Пригоршня прозы: Современный американский рассказ (Биссон, Басс) - страница 175

Я слышала ее движения, шуршание бумажных сумок. Теперь я знала, что она держит свое имущество под скамьей на станции метро, по крайней мере в дождливые ночи. Теперь понятно — есть вещи, которые она копит и прячет; она не встает, чтобы раскинуть руки и запеть свободной, как птица — как существо, отличное от нас всех.

Наверно, тогда я и начала воображать себе поступки, о которых никогда не думала раньше. Представила себя на фаю платформы, перед приближающимся поездом. Увидела ее. Это не составит труда, она не будет сопротивляться, не увидит во мне опасности. Я кажусь мягкой и уязвимой. Она улыбается мне и глубоко кланяется. Она раскачивается туда-сюда, будто ничто не может опрокинуть ее — ни ветер, ни буря, ни рука. Песня рвется из нее, разливается вглубь и вширь, и я вижу, что толкаю ее, и чувствую ужасный ветер, и слышу звук падения на рельсы. Это обжигающий образ — поезд, вагон за вагоном, визжит над ней и разрушает ее тело звуком своим и скоростью. Я опять спряталась за киоск, в сырой угол из стали и бетона, пытаясь выкинуть эти картины из головы и слушая ее хмельной голос, снова заполнивший всю платформу. Видела, как она раскачивается с потешной улыбкой на губах, сердилась, и радовалась, и видела слезы, капающие мне на руки. Чувствовала себя беспомощной и проклинала ее.

Я долго стояла и смотрела на рельсы. Воровато поглядывала на нее, но она меня так и не заметила. Еще один поезд въехал на станцию, вышли двое полицейских. Некоторое время поговорили с кассиром в будке продажи жетонов, затем ввалились через турникет в павильон. Она дремала на скамейке, завалившись на бок; бутылка в бумажном пакете зажата между бедер. Один полицейский легонько постучал по скамейке своей светящейся дубинкой. Не прикоснулся к ее плечу или ко лбу. Не наклонялся, говорил тихо. Ударил дубинкой по скамье возле ее бедра и по стене над головой, и тогда она поднялась, улыбаясь и низко кланяясь. Они сказали ей, что здесь нельзя оставаться всю ночь, что надо пойти в ночлежку. Она сказала «нет» и опять уселась. «Посмотри, — сказал полицейский. — Дождь кончился», и они шагнули вперед, словно собирались ее вывести.

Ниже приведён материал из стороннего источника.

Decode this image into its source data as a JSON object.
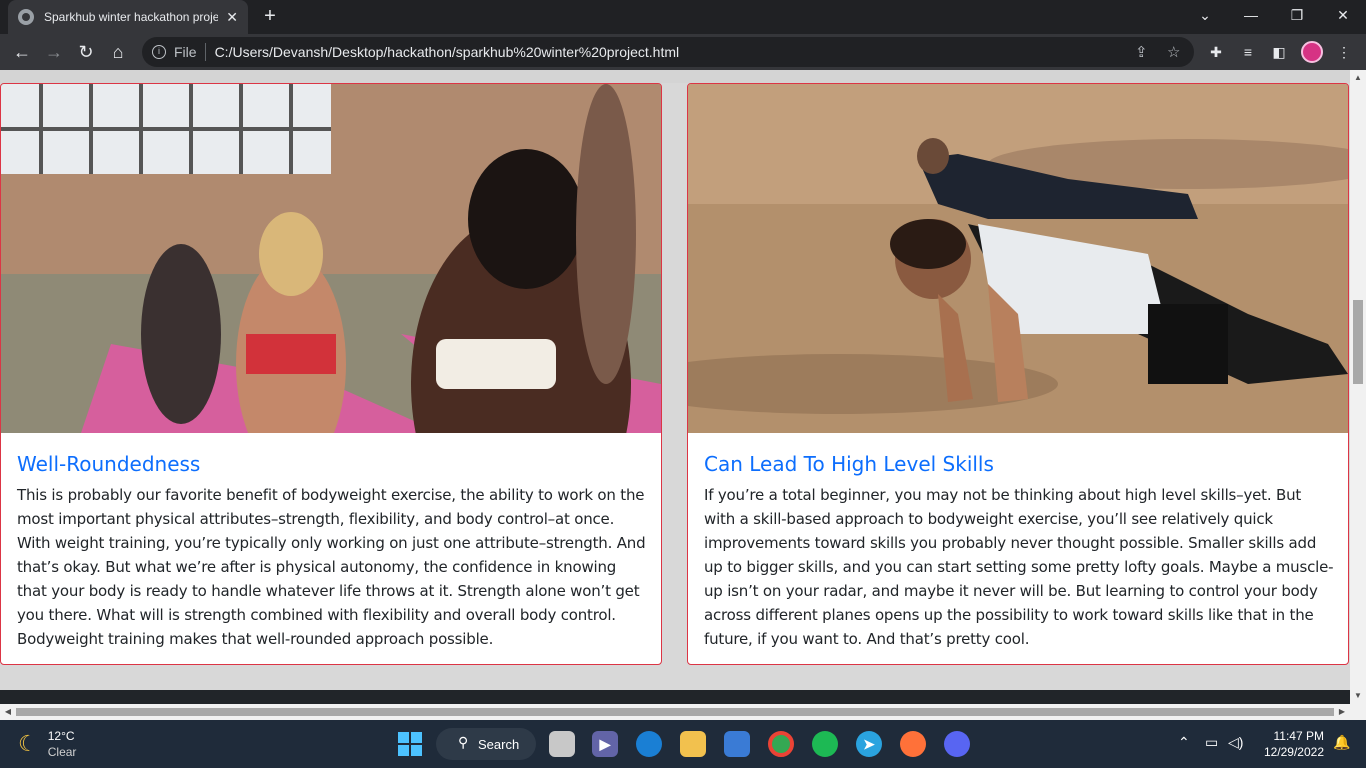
{
  "browser": {
    "tab_title": "Sparkhub winter hackathon proje",
    "tab_close": "✕",
    "new_tab": "+",
    "address_label": "File",
    "url": "C:/Users/Devansh/Desktop/hackathon/sparkhub%20winter%20project.html",
    "window_controls": {
      "dropdown": "⌄",
      "minimize": "—",
      "restore": "❐",
      "close": "✕"
    }
  },
  "cards": [
    {
      "title": "Well-Roundedness",
      "body": "This is probably our favorite benefit of bodyweight exercise, the ability to work on the most important physical attributes–strength, flexibility, and body control–at once. With weight training, you’re typically only working on just one attribute–strength. And that’s okay. But what we’re after is physical autonomy, the confidence in knowing that your body is ready to handle whatever life throws at it. Strength alone won’t get you there. What will is strength combined with flexibility and overall body control. Bodyweight training makes that well-rounded approach possible."
    },
    {
      "title": "Can Lead To High Level Skills",
      "body": "If you’re a total beginner, you may not be thinking about high level skills–yet. But with a skill-based approach to bodyweight exercise, you’ll see relatively quick improvements toward skills you probably never thought possible. Smaller skills add up to bigger skills, and you can start setting some pretty lofty goals. Maybe a muscle-up isn’t on your radar, and maybe it never will be. But learning to control your body across different planes opens up the possibility to work toward skills like that in the future, if you want to. And that’s pretty cool."
    }
  ],
  "taskbar": {
    "temperature": "12°C",
    "condition": "Clear",
    "search_label": "Search",
    "time": "11:47 PM",
    "date": "12/29/2022"
  },
  "colors": {
    "card_border": "#dc3545",
    "heading": "#0d6efd",
    "taskbar": "#1f2b3a"
  }
}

Она подскочила, воздев руки, и неестественным ноющим голосом стала просить — не стреляйте! И улыбалась, словно была уверена, что пули ее не возьмут. Даже если бы они всадили ей в грудь все пули из своих револьверов, она бы все равно кланялась, и пела, и изгибалась туда-сюда, как дерево в бурю, живучее, стойкое, мощное, а эти двое, щелкая своими огненными хлопушками, не смогли бы причинить ей вреда. Пусть они вытолкают ее со станции, она тотчас же вернется, будет жить здесь, среди нас, мочиться на наших улицах и есть пищу, которую мы выбрасываем. Она смеялась и вышагивала вверх по лестнице, воздев руки, словно арестованный грабитель банка. Я увидела ее силуэт на верху лестницы, очерченный смутным уличным светом. Полицейские повернулись к следующему поезду и не заметили, как я взбежала по лестнице.